Am 6. April zog die Regierung erstmals die Reißleine und beschloss einseitig, den Schuldendienst für Dollar-Wertpapiere mit einer Gesamtsumme von rund zehn Milliarden US-Dollar auf das kommende Jahr zu verschieben. Die Maßnahme betrifft die unter nationalem Recht aufgelegten Anleihen. Nicht jedoch die nach internationalem Recht. Statt damit Panik auszulösen, sorgte die Entscheidung gar für Ruhe an der Börse in Buenos Aires. Das gebe Spielraum für die Neuordnung der Schuldentitel unter internationalem Recht, so der Tenor.

Als Beleg diente der zwischenzeitlich Kursanstieg argentinischer Staatsanleihen und Firmenaktien. Deren Kurse waren nach dem Ausbruch der Pandemie noch dramatischer abgesackt als anderswo.
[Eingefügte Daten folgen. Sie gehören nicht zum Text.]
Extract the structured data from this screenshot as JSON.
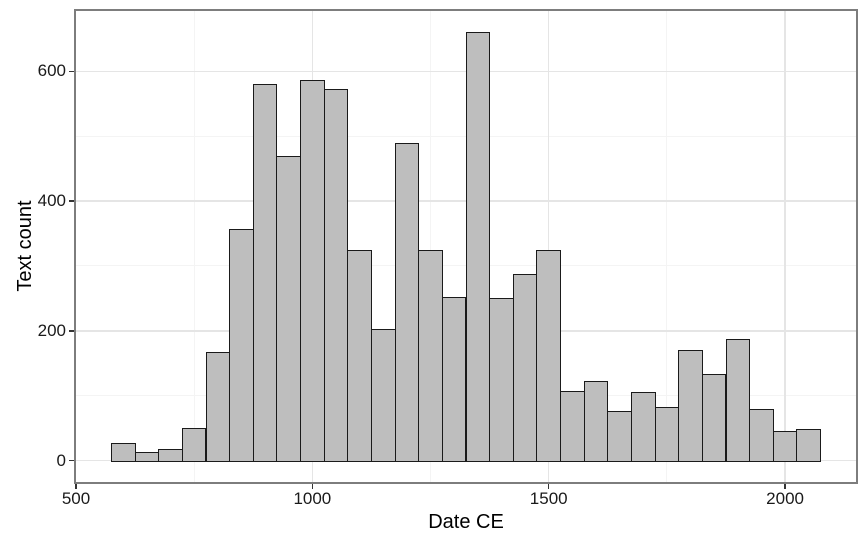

Argentiniens Länderrisiko, aufgestellt von der US-amerikanischen Bank J.P. Morgan für die Vergabe von Krediten, kletterte innerhalb eines Monats von 2000 auf 3800 Punkte.

Auch Argentiniens Regierung hat ein Milliarden-Hilfsprogramm aufgelegt. Dabei geht es um Investitionen in Infrastruktur, Steuererleichterungen, günstige Kredite für Unternehmen, aber auch um die Erhöhung des Kindergelds für arme Familien, die Anhebung der Mindestrente sowie einen einmaligen Sonderbonus in Höhe von 10 000 Peso (rund 145 Euro), den vor allem Niedriglohnempfänger und informell Beschäftigte erhalten.

Doch mangels finanzieller Spielräume kommen die dafür veranschlagten 700 Milliarden Peso (zehn Milliarden Euro) aus der Notenpresse. Im März druckte die Zentralbank die Rekordsumme von rund 575 Milliarden Pesos. Damit erweiterte sie innerhalb eines Monats die Geldmenge um 35 Prozent. Für April und Mai werden weitere Rekordsummen erwartet. Was sie jedoch nicht drucken kann, sind US-Dollars. Die 2020 noch zu tilgende Summe der nach internationalem Recht ausgegebenen Titel beläuft sich auf rund drei Milliarden Dollar. Darin enthalten sind die am 22. April fälligen 503 Millionen Dollar und die Ende Mai bei den im Pariser Club zusammengeschlossenen Gläubigerstaaten fälligen zwei Milliarden Dollar.